Adaptive Partitioning of the tRNA Interaction Interface by Aminoacyl-tRNA-Synthetases

We introduce rugged fitness landscapes called match landscapes for the coevolution of feature-based assortative interactions between P ≥ 2 cognate pairs of tRNAs and aminoacyl-tRNA synthetases (aaRSs) in aaRS-tRNA interaction networks. Our genotype-phenotype-fitness maps assume additive feature-matching energies, a macroscopic theory of aminoacylation kinetics including proofreading, and selection for translational accuracy in multiple, perfectly encoded site-types. We compute the stationary genotype distributions of finite panmictic, asexual populations of haploid aaRs-tRNA interaction networks evolving under mutation, genetic drift, and selection for cognate matching and non-cognate mismatching of aaRS-tRNA pairs. We compared expected genotype frequencies under different matching rules and fitness functions, both with and without linked site-specific modifiers of interaction.

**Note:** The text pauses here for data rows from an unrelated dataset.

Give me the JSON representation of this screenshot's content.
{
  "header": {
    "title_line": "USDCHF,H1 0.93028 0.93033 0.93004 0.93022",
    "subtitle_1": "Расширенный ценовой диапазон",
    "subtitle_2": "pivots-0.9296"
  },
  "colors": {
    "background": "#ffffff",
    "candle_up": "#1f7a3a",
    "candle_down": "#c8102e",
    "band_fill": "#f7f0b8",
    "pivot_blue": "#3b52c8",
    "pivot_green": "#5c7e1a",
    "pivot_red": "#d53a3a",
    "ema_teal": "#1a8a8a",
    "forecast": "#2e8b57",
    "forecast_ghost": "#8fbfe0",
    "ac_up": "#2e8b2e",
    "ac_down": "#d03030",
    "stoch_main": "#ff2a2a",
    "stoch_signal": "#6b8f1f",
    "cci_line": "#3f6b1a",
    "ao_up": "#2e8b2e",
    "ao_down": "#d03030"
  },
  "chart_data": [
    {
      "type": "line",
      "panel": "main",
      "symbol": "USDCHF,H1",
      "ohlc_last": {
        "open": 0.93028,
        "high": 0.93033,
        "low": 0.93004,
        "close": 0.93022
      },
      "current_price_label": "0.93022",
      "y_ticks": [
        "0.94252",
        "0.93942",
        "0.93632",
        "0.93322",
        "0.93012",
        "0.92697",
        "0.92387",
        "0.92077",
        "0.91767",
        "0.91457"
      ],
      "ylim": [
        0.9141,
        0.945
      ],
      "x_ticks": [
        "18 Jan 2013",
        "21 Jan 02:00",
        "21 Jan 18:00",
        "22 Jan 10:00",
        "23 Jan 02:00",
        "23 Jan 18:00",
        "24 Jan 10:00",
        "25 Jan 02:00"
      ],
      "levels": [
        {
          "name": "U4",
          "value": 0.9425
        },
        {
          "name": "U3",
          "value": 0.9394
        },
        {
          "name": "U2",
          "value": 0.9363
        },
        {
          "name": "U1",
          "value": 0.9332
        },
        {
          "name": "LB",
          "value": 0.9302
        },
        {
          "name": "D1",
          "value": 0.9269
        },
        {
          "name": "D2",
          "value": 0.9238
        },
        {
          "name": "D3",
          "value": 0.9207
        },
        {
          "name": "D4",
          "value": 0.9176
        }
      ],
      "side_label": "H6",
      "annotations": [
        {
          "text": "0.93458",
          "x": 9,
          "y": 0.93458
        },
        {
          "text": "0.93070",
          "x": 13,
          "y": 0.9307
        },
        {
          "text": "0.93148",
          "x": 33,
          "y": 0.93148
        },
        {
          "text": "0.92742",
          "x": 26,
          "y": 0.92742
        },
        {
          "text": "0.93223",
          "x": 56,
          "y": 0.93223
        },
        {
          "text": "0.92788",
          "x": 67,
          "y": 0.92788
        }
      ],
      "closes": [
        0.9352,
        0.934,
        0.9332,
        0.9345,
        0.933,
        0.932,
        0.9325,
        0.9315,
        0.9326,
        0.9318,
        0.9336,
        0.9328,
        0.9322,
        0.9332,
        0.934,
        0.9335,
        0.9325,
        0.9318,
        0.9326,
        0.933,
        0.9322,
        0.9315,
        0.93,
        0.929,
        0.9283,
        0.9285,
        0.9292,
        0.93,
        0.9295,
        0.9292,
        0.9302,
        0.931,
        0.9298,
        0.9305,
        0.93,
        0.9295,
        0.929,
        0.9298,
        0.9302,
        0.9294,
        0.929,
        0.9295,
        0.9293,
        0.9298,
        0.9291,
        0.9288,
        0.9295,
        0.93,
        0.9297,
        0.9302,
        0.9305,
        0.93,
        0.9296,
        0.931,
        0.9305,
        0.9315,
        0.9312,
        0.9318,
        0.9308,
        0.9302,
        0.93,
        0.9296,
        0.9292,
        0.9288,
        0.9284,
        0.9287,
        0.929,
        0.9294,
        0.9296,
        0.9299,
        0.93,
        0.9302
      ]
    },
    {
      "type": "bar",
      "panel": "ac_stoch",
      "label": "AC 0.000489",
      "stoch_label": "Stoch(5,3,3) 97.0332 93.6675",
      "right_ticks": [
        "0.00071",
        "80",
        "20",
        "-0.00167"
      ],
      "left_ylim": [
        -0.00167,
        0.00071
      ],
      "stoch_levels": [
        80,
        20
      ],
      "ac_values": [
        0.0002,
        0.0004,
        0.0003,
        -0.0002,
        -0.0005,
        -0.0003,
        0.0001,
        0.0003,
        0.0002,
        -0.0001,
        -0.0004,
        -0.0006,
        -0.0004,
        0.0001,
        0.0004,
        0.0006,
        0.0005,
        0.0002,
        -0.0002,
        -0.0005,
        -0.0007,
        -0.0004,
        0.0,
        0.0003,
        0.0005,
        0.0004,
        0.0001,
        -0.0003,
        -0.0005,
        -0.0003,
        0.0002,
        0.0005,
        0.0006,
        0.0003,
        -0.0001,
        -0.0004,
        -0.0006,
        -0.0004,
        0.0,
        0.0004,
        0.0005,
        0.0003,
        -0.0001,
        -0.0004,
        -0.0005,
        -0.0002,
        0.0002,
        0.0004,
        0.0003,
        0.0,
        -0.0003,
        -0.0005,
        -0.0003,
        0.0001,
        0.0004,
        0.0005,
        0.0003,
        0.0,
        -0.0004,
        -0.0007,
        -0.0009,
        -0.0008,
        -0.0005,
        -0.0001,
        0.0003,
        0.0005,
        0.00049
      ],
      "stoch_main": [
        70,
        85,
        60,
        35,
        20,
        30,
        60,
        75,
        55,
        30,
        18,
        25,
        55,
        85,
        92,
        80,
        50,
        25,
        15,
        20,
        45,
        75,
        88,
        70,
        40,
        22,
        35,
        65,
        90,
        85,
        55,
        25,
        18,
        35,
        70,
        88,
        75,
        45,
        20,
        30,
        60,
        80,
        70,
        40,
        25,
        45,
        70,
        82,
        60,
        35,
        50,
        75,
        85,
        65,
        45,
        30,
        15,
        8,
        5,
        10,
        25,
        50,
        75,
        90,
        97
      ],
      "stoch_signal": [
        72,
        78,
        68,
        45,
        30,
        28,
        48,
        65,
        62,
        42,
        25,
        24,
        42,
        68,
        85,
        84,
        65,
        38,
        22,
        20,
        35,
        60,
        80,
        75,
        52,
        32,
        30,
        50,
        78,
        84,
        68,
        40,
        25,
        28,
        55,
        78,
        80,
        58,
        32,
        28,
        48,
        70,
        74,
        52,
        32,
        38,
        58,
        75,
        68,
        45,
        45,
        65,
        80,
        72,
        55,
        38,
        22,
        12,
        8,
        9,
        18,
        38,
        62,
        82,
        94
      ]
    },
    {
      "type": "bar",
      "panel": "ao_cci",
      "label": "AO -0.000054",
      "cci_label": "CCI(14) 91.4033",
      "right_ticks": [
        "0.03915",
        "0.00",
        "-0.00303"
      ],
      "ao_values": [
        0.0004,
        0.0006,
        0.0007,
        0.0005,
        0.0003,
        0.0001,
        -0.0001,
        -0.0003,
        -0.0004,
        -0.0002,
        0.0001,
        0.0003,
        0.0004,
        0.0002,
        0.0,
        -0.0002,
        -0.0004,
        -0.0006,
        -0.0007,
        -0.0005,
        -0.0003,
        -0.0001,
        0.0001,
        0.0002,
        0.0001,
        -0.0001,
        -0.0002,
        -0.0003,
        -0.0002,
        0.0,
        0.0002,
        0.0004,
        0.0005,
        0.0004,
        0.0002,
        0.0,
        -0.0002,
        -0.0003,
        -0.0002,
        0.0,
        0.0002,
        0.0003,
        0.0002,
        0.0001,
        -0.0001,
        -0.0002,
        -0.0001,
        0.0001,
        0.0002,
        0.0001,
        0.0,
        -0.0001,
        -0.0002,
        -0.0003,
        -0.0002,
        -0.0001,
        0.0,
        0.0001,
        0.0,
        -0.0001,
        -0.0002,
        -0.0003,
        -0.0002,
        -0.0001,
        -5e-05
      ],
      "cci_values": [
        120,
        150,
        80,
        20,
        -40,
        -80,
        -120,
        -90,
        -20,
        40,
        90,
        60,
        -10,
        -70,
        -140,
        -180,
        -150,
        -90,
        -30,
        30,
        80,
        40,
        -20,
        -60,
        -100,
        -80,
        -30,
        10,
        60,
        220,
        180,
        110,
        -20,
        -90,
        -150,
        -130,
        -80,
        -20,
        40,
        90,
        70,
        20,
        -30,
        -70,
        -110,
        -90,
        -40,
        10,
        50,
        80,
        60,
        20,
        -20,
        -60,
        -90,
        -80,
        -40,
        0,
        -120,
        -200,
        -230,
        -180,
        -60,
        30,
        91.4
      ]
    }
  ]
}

Under selection for translational accuracy alone, our model predicts no selection on modifiers to eliminate non-cognate interactions, so long as they are compensated by tighter cognate interactions. Only under combined selection for both translational accuracy and rate do modifiers adaptively eliminate cross-matching in non-cognate aaRS/tRNA pairs. We theorize that the encoding of macromolecular interaction networks is a genetic language that symbolically maps identifying structural and dynamic features of genes and gene-products to functions within cells. Our theory helps explain 1) the remarkable divergence in how aaRSs bind tRNAs, 2) why interaction-informative features are phylogenetically informative, 3) why the Statistical Tree of Life became more tree-like after the Darwinian Transition, and 4) an approach towards computing the probability of the random origin of an interaction network.